Romantic music was a self-conscious break from the ideals of the Age of Enlightenment as well as a reaction to socio-political desire for greater human freedom from despotism. The movement sought to express the liberty, fraternity, and equality which writers such as Heinrich Heine and Victor Hugo artistically defended by creating new lyric poetry. There was a new surrender to nature, nostalgia for the past, a turn towards the mystical, new attention to national identity, interest in the autobiographical, and a general discontentment with musical formulas and conventions exercised in Classical compositions. Conductors became the central figures in orchestral performances, responsible for the sonic flow of larger pieces.

== Stages of the transition ==

=== Sturm und Drang ===
The Sturm und Drang or "storm and stress" was a proto-Romantic movement that helped establish the aesthetics of the Romantic era.
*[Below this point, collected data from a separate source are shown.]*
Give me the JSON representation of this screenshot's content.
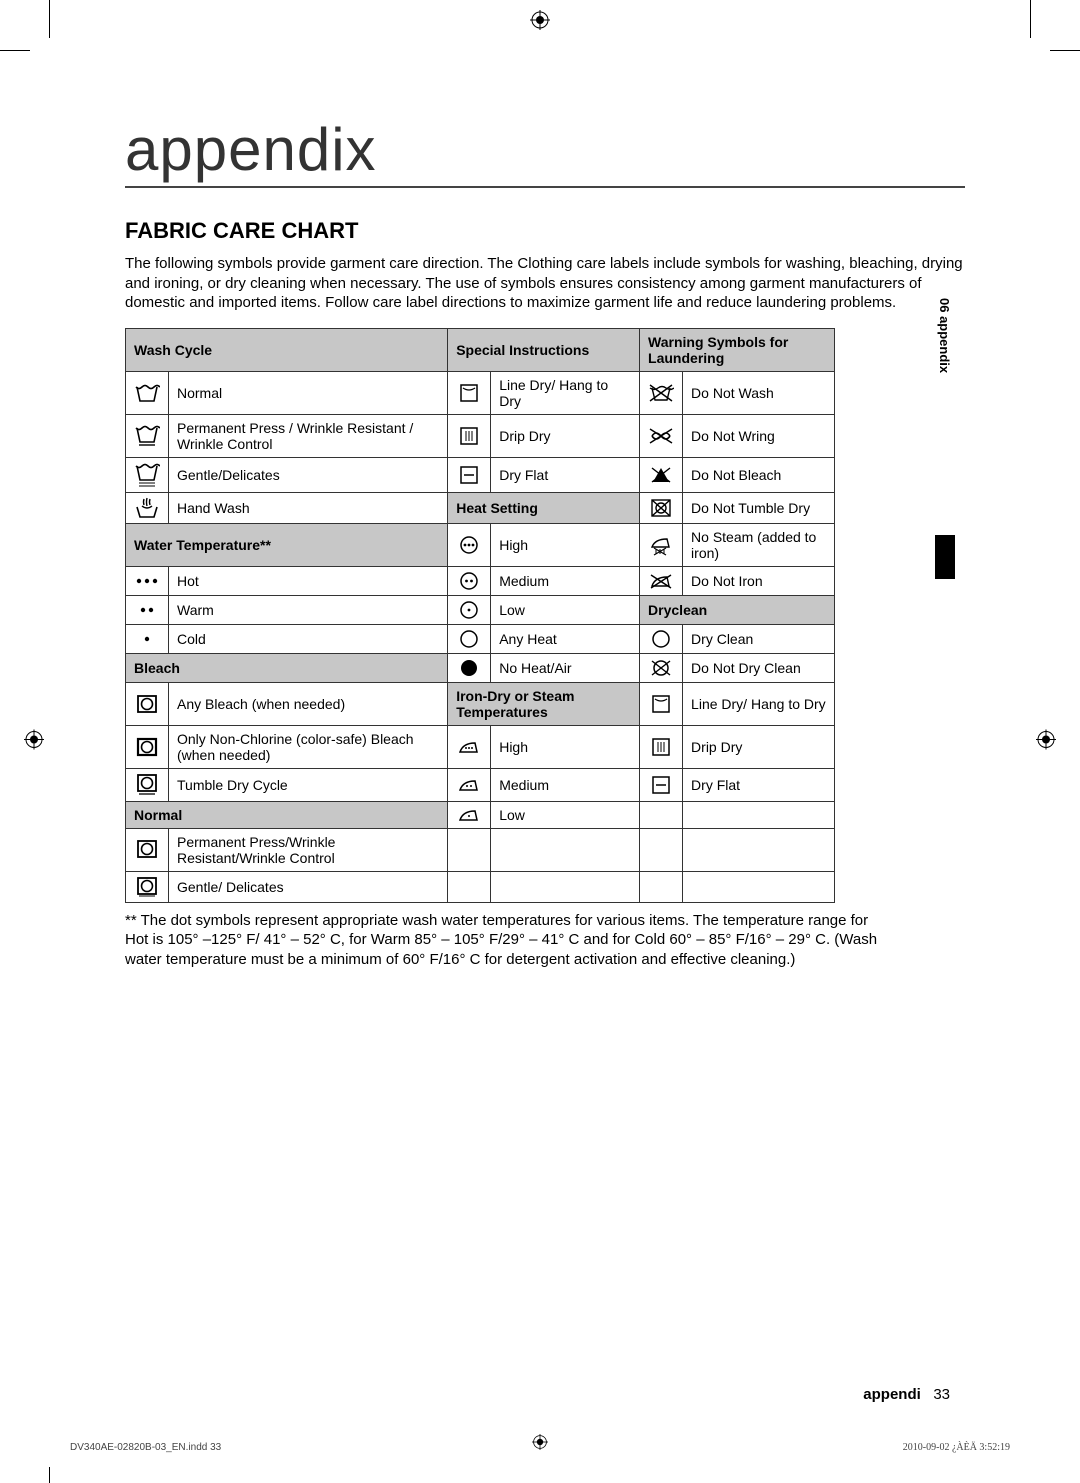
{
  "page_title": "appendix",
  "section_heading": "FABRIC CARE CHART",
  "intro": "The following symbols provide garment care direction. The Clothing care labels include symbols for washing, bleaching, drying and ironing, or dry cleaning when necessary. The use of symbols ensures consistency among garment manufacturers of domestic and imported items. Follow care label directions to maximize garment life and reduce laundering problems.",
  "side_tab": "06 appendix",
  "headers": {
    "wash_cycle": "Wash Cycle",
    "special_instructions": "Special Instructions",
    "warning": "Warning Symbols for Laundering",
    "water_temp": "Water Temperature**",
    "heat_setting": "Heat Setting",
    "dryclean": "Dryclean",
    "bleach": "Bleach",
    "iron_dry": "Iron-Dry or Steam Temperatures",
    "normal": "Normal"
  },
  "rows": {
    "normal": "Normal",
    "perm_press": "Permanent Press / Wrinkle Resistant / Wrinkle Control",
    "gentle": "Gentle/Delicates",
    "hand_wash": "Hand Wash",
    "hot": "Hot",
    "warm": "Warm",
    "cold": "Cold",
    "any_bleach": "Any Bleach (when needed)",
    "non_chlorine": "Only Non-Chlorine (color-safe) Bleach (when needed)",
    "tumble_dry": "Tumble Dry Cycle",
    "perm_press2": "Permanent Press/Wrinkle Resistant/Wrinkle Control",
    "gentle2": "Gentle/ Delicates",
    "line_dry": "Line Dry/ Hang to Dry",
    "drip_dry": "Drip Dry",
    "dry_flat": "Dry Flat",
    "high": "High",
    "medium": "Medium",
    "low": "Low",
    "any_heat": "Any Heat",
    "no_heat": "No Heat/Air",
    "do_not_wash": "Do Not Wash",
    "do_not_wring": "Do Not Wring",
    "do_not_bleach": "Do Not Bleach",
    "do_not_tumble": "Do Not Tumble Dry",
    "no_steam": "No Steam (added to iron)",
    "do_not_iron": "Do Not Iron",
    "dry_clean": "Dry Clean",
    "do_not_dry_clean": "Do Not Dry Clean",
    "line_dry2": "Line Dry/ Hang to Dry",
    "drip_dry2": "Drip Dry",
    "dry_flat2": "Dry Flat"
  },
  "footnote": "** The dot symbols represent appropriate wash water temperatures for various items. The temperature range for Hot is 105° –125° F/ 41° – 52° C, for Warm 85° – 105° F/29° – 41° C and for Cold 60° – 85° F/16° – 29° C. (Wash water temperature must be a minimum of 60° F/16° C for detergent activation and effective cleaning.)",
  "page_num_label": "appendi",
  "page_num": "33",
  "footer_left": "DV340AE-02820B-03_EN.indd   33",
  "footer_right": "2010-09-02   ¿ÀÈÄ 3:52:19"
}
The movement attracted a number of young intellectuals, with Johann Wolfgang von Goethe becoming one of its central figures. Sturm und Drang challenged Enlightenment ideals through emotional intensity and individual expression. Emerging in the 1760s, although it began with political concerns, it became most influential in literature and later impacted visual art and music. It contrasted with the simple pieces of the Classical era into obvious and dramatic emotionalism sought by Romantic composers. Composers such as Haydn were fond of having compositional work reflect the turbulent political climate. This led to the creation of the Farewell Symphony No. 45 in F♯ Minor, containing several characteristics of this transition through long slow adagio and sharp turns to exemplify the demands of wavering opinions and philosophical themes taking place socially.

=== Main transition ===
The Industrial Revolution facilitated a dramatic expansion in orchestra size and greater diversity in instruments. The main transition was promoted by improvements to the piano, with cast-iron frames enabling thicker strings and deeper brilliant tones. Likewise, new instruments were created such as the ophicleide, and earlier instruments like the piccolo and English horn were improved, to contribute to the new dream-like interpretation of the past. New public concert halls accommodated the growing size of orchestras. It was during the main transitional period that a distinction between "highbrow" and "lowbrow" compositional works was established, with popular "light music" seen as entertainment and "art music" viewed as serious listening.

== Transitional artists, composers, and works ==
It was not until the end of the nineteenth century that the emergent discipline of Musikwissenschaft (musicology) began to identify which composers contributed to the transition between the Classical and Romantic eras. Wolfgang Amadeus Mozart, better known for composing classical music, incorporated opera, concerto, symphony, sonata, and string quartets which introduced Romantic qualities to music of the time.

The concept of programmatic music was prevalent among transitional pieces such as Ludwig van Beethoven's titles of Eroica and Pastoral symphonies, and his Sonata Pathetique. Giving compositions characteristic names was expanded upon by Romantic composers such as Richard Strauss and became standard.

Franz Schubert took part in the Classical to Romantic transition by being considered the last of the classical composers in his earlier instrumental pieces, and the first of the romantics through his 600 art songs that were melodic and harmonic.

After the transitional period, the virtuoso piano styles of the Romantics Frédéric Chopin and Franz Liszt were important to consolidating the Romantic movement.